The US invaded and destroyed Nazi Germany and Fascist Italy in WW2,but neither country had attacked us or done us any harm.

Were we wrong to do that?



No. You were merely misinformed to make such a statement.

- in May 1941, Germany accused the United States of failing to observe neutrality due to the Lend-Lease Act
- on May 21st 1941, a German U-boat sunk the unarmed American freighter SS Robin Moor 950 miles off the coast of Brazil
- on October 17th 1941, a German submarine torpedoed and damaged the American destroyer USS Kearney, killing 11 sailors
- on October 31st 1941, the German submarine U-552 torpedoed and sunk the Clemson-class destroyer USS Reuben James, killing 115 crew members

All this happened before December 11th 1941, when Germany officially declared war on the United States - which in itself tops all of the above incidents.

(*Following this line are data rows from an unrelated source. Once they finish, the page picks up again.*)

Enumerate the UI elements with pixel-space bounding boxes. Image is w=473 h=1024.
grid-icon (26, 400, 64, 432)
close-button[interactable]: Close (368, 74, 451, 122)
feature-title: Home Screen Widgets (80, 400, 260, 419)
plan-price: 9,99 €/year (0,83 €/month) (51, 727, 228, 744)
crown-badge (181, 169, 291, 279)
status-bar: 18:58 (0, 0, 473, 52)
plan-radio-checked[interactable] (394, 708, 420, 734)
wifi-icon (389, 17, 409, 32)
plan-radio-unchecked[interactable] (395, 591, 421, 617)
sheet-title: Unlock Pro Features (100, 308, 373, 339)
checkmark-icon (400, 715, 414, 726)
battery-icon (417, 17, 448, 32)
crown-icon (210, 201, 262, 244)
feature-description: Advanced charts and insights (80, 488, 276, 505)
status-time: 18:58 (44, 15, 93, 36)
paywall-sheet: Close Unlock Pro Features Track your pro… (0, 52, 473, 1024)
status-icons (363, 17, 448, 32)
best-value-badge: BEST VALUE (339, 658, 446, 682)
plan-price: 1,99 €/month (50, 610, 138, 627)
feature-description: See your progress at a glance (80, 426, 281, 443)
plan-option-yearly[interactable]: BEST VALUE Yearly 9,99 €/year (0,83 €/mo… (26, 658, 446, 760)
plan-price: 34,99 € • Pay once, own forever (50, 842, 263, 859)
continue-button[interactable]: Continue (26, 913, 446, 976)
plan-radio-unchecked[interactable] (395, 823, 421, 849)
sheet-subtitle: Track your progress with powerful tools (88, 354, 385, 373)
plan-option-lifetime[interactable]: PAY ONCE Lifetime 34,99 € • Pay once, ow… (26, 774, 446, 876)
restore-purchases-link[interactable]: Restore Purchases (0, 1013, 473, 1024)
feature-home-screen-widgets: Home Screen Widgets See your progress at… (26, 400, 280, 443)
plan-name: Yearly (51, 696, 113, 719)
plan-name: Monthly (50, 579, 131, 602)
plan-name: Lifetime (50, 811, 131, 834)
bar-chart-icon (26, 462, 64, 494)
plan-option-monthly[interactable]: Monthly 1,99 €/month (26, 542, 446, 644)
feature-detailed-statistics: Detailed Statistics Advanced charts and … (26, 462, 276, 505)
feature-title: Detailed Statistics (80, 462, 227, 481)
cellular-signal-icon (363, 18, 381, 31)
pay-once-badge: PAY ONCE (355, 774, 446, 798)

So, in summary, I hold to that view for ALL wars. Absolutely.
0 Replies
 
McGentrix
 
  1  
Reply Mon 8 Jan, 2007 09:26 pm
Imagine why I would post such a thing in this particular thread?
0 Replies
 
JTT
 
  1  
Reply Mon 8 Jan, 2007 11:11 pm
McGentrix wrote:
Imagine why I would post such a thing in this particular thread?


No imagination is needed. A bit of McG propaganda, attempting to deflect any discussion away from the fact that the USA has engaged in terrorist attacks on a sovereign nation.

Quote:

The FBI defintion of terrorism:

The unlawful use of force or violence against persons or property to intimidate or coerce a Government, the civilian population, or any segment thereof, in furtherance of political or social objectives.



The USA is doing the same in a number of countries around the world. The number of war crimes are mounting.